Evaluations score the quality of your agent's calls automatically. Each call is rated on several dimensions, grouped into accuracy (did it get things right?) and experience (was it a good conversation?), then rolled up into an overall score.
Accuracy
Faithfulness
Sticks to your content and instructions — no making things up.
Tool-call validity
Calls tools correctly, with valid inputs.
Correct finish
Ends the conversation cleanly instead of trailing off.
Experience
Conciseness
Gets to the point without rambling.
Conversation progression
Keeps the conversation moving toward its goal.
Turn-taking
Takes turns naturally, without talking over the caller.
Speakability
Says things that sound natural spoken aloud.
How scoring works
Each dimension is scored from 0 to 1 and averaged into an overall score; a call passes at 0.80 and above.
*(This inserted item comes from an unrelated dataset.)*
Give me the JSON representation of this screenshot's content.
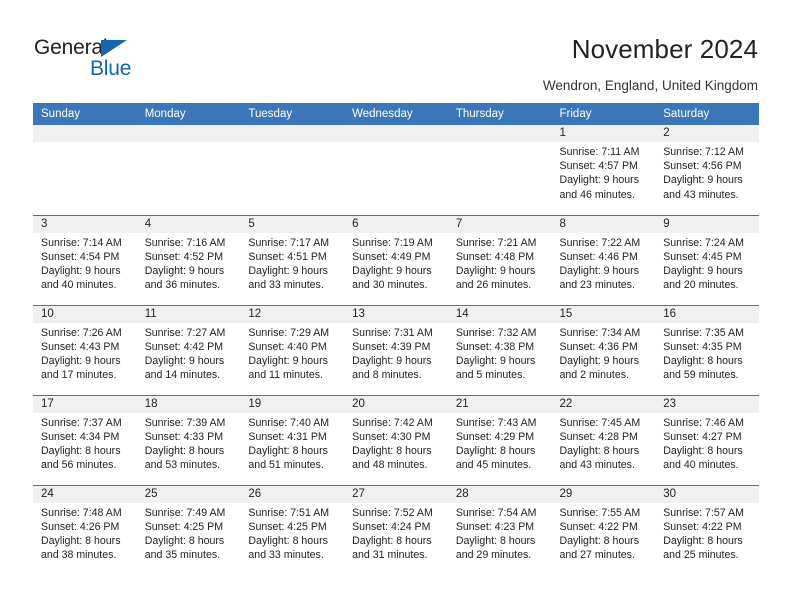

Most dimensions are judged by a model; tool-call validity and correct finish are checked by rules.
How you use it
Turn it on per agent
Enable evaluation for an agent so its calls are scored automatically.
Run or review
Scores appear on calls; you can also run a test evaluation (text or audio) from the editor.
Read the breakdown
See the score per dimension, the strengths, and the specific issues to fix — then refine the agent and re-check.
Optional deeper checks — completeness, staying in character, and following the prompt — can run when you want a self-improvement pass. Evaluation is the quality loop behind how Intrlume works: measure, fix, and run again.